The approach: Fauna sequences genomes of hibernators and other exceptional animals, identifies genes differentially expressed during hibernation or longevity, validates these targets in human cells and mouse models, then develops small molecule drugs hitting those targets.

Pipeline progress: Fauna has multiple preclinical programs targeting metabolic health, muscle preservation, and age-related diseases. The company announced collaborations with major pharma (including Eli Lilly) to develop drugs from their discoveries. While no clinical trials yet, the preclinical data is compelling.

Market potential: Metabolic diseases (diabetes, obesity, metabolic syndrome) affect billions globally. Muscle wasting affects cancer patients, elderly, and bedridden individuals. The addressable markets are enormous if the drugs work.

Investment case: Private company that raised $11M in Series A (2023) and recently completed Series B funding. Not publicly tradeable yet but worth watching for IPO or acquisition. The founding team includes Stanford and UC Berkeley scientists with strong evolutionary biology and drug development credentials.

Risks: Early stage (no clinical data yet), drug development failure rates are 90%+, evolutionary solutions may not translate to humans despite genetic conservation, and funding could dry up if preclinical results disappoint.

3. Altos Labs: The Billionaire-Backed Cellular Rejuvenation Company 🧬⏳

The Technology: Altos is pursuing cellular reprogramming to reverse biological aging by resetting cells to younger states using Yamanaka factors (transcription factors that can revert adult cells to embryonic-like stem cells).

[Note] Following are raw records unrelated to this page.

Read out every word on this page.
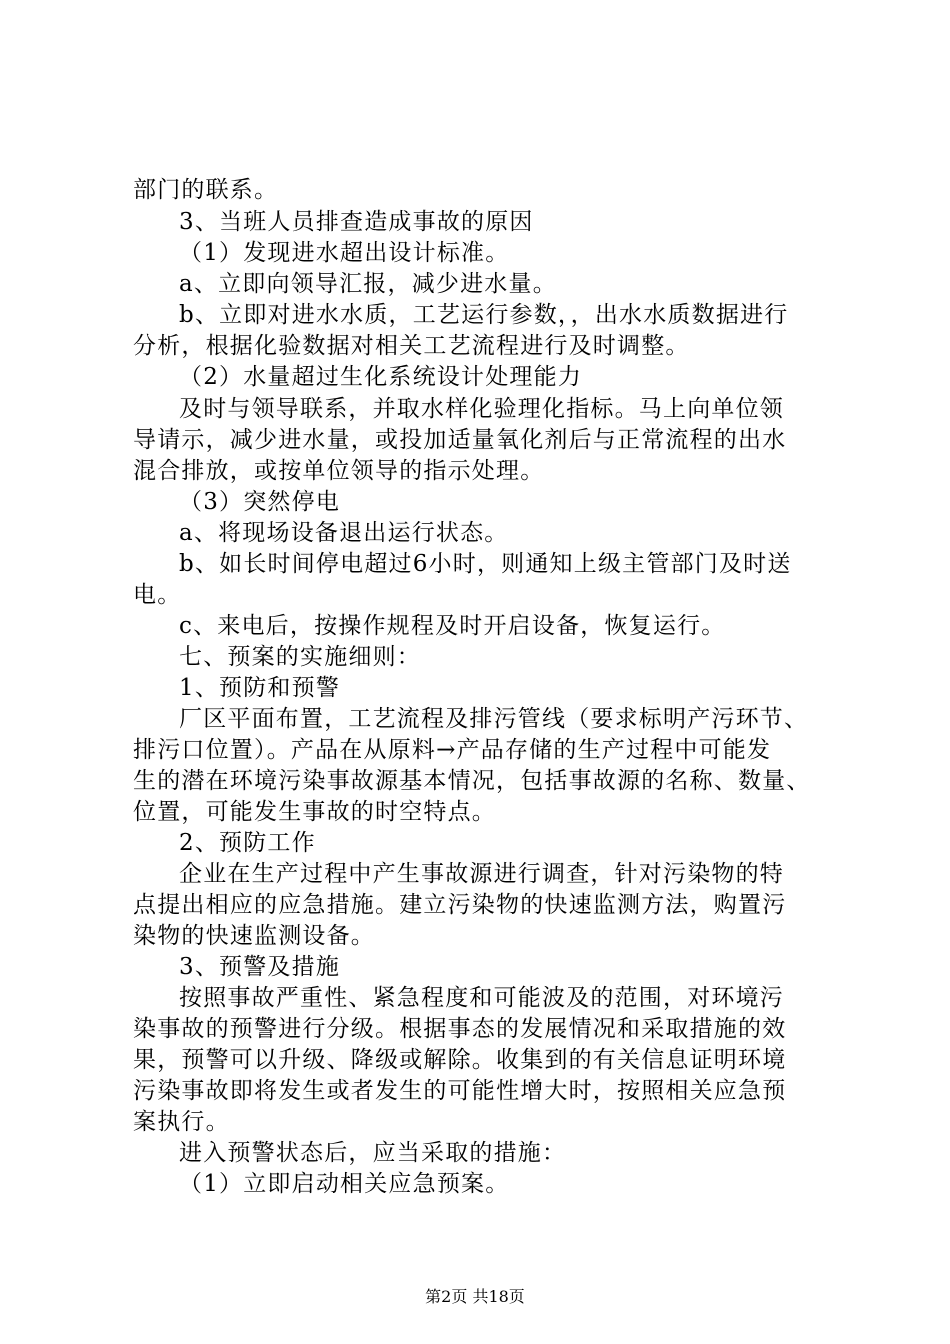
部门的联系。
3、当班人员排查造成事故的原因
（1）发现进水超出设计标准。
a、立即向领导汇报，减少进水量。
b、立即对进水水质，工艺运行参数，，出水水质数据进行
分析，根据化验数据对相关工艺流程进行及时调整。
（2）水量超过生化系统设计处理能力
及时与领导联系，并取水样化验理化指标。马上向单位领
导请示，减少进水量，或投加适量氧化剂后与正常流程的出水
混合排放，或按单位领导的指示处理。
（3）突然停电
a、将现场设备退出运行状态。
b、如长时间停电超过6小时，则通知上级主管部门及时送
电。
c、来电后，按操作规程及时开启设备，恢复运行。
七、预案的实施细则：
1、预防和预警
厂区平面布置，工艺流程及排污管线（要求标明产污环节、
排污口位置）。产品在从原料→产品存储的生产过程中可能发
生的潜在环境污染事故源基本情况，包括事故源的名称、数量、
位置，可能发生事故的时空特点。
2、预防工作
企业在生产过程中产生事故源进行调查，针对污染物的特
点提出相应的应急措施。建立污染物的快速监测方法，购置污
染物的快速监测设备。
3、预警及措施
按照事故严重性、紧急程度和可能波及的范围，对环境污
染事故的预警进行分级。根据事态的发展情况和采取措施的效
果，预警可以升级、降级或解除。收集到的有关信息证明环境
污染事故即将发生或者发生的可能性增大时，按照相关应急预
案执行。
进入预警状态后，应当采取的措施：
（1）立即启动相关应急预案。
第2页 共18页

The science: In 2006, Shinya Yamanaka discovered that four transcription factors (Oct4, Sox2, Klf4, c-Myc) can reprogram adult cells into induced pluripotent stem cells (iPSCs), essentially resetting their biological age. The discovery won the Nobel Prize. The problem: fully reprogrammed cells become stem cells, losing their original identity. Altos is working on partial reprogramming, using transient exposure to Yamanaka factors to rejuvenate cells without losing their function.

The company: Founded in 2021 with $3 billion in funding from Jeff Bezos, Yuri Milner, and other billionaires. The team includes Nobel laureates, top aging researchers (including Juan Carlos Izpisua Belmonte, Steve Horvath), and drug development veterans. Multiple research hubs in US and UK.

What they're developing: Altos is targeting age-related diseases initially rather than "curing aging" outright. Potential early targets include macular degeneration, osteoarthritis, fibrosis, and neurodegenerative diseases. The approach could involve cell therapies (delivering rejuvenated cells) or drugs that trigger partial reprogramming.

Timeline: Altos is deliberately staying out of the public eye, but insiders suggest they're aiming for clinical programs within 3-5 years. Given the funding and talent, they can move fast.

Investment case: Not publicly traded and unlikely to IPO soon given massive private funding. However, watch for acquisition rumors or eventual IPO. If you're an accredited investor, future funding rounds might be accessible through specialized funds investing in longevity biotech.

Risks: Reprogramming could cause cancer (c-Myc is an oncogene), uncontrolled cell proliferation, loss of cell identity if reprogramming goes too far, immune rejection of reprogrammed cells, and the fundamental uncertainty of translating mouse aging results to humans (mouse aging ≠ human aging in many ways).

Takeaways

• Verve Therapeutics (VERV) offers the most immediate investment opportunity with publicly traded stock, Phase 1b proof-of-concept showing 55% LDL reduction from one-time gene editing injection, and Phase 2/3 catalysts coming 2026-2027 that could validate or destroy the $1-2B valuation.

• Fauna Bio represents high-risk, long-timeline potential using hibernating animal genomics to discover drug targets for metabolic and age-related diseases, currently private with preclinical programs and pharma partnerships but 5-10 years from commercialization.

• Altos Labs is the moonshot play backed by $3 billion pursuing cellular reprogramming to reverse aging with Nobel laureates leading research, but not publicly investable, years from clinical trials, and facing enormous safety risks despite transformative potential if successful.